Azure DevOps AI App
The question I kept getting from developers and researchers was some version of: “I want to build an AI thing on Azure. Where do I start?” And the answer was always the same uncomfortable shrug — the documentation exists, scattered across a dozen Microsoft Learn pages, each assuming you’ve already read the other eleven. Federated identity, Bicep templates, Container Apps, AI Search, model deployments — the pieces are all there, but nobody had stitched them together into a path you could actually walk.
So I built the path. And then I did something a little recursive: I made the path be the project.
Azure DevOps AI App is a RAG-powered chatbot that answers questions about its own documentation. The learning guide teaches you how to build and deploy an LLM application on Azure — from an empty resource group all the way through to production. The twist is that the documentation you follow is the content the chatbot indexes. Once you’ve built it, you can ask it “how do I set up federated identity?” and it answers from the very guide you followed to set up federated identity.

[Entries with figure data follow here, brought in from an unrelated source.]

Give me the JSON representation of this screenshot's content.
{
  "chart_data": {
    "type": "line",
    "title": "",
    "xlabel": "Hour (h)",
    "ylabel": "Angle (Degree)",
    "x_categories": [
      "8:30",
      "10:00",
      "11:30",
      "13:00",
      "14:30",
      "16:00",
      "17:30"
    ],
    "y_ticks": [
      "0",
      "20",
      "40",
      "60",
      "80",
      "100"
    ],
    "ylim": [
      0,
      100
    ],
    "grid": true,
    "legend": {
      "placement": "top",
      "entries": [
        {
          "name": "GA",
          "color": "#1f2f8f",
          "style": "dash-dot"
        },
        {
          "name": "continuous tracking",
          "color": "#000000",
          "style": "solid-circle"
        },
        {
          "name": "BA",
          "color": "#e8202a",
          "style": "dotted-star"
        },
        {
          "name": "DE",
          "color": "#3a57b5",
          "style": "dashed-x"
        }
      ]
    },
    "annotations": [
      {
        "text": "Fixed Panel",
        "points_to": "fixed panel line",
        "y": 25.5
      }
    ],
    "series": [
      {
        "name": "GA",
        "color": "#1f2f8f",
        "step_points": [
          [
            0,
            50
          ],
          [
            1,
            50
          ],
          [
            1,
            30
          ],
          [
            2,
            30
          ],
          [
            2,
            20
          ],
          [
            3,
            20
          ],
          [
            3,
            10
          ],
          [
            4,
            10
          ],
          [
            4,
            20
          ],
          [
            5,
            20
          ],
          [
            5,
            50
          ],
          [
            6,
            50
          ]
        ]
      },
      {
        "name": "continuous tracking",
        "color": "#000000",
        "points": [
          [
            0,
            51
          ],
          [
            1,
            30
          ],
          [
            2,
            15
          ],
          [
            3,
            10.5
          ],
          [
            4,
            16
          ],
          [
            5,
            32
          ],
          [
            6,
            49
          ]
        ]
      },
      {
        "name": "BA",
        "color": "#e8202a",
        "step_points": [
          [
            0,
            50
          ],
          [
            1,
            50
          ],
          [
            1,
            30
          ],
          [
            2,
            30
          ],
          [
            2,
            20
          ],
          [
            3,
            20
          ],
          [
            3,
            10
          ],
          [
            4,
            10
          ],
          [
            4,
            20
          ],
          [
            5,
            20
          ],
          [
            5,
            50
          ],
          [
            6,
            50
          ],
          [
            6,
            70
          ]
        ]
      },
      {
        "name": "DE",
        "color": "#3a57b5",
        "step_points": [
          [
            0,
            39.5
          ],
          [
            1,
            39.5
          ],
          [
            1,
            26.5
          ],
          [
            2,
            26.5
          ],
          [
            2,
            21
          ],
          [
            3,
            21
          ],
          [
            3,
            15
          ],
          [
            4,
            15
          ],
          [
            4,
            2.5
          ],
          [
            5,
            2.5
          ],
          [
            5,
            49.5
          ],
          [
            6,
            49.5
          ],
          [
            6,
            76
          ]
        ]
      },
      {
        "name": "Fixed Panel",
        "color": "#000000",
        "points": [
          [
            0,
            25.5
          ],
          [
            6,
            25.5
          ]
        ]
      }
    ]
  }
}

It’s a snake eating its own tail, except the snake is helpful and the tail is well-documented.
The architecture is straightforward: a Flask web app handles the chat UI and RAG orchestration, Azure AI Search provides hybrid retrieval (vector + keyword), and Azure AI Foundry hosts the model. An indexer job chunks and embeds the mkdocs content into the search index. The whole thing deploys through Azure DevOps pipelines defined in the repo itself — because if you’re teaching CI/CD, the CI/CD should be part of the lesson.
The part I’m most pleased with is the “Fork & Swap” design. Replace the content/docs/ directory with your own mkdocs site, re-run the indexer, and the chatbot answers questions about your documentation instead. The self-referential demo is the hook, but the actual utility is a reusable RAG template that anyone can point at their own content. The meta part gets you in the door. The practical part is why you stay.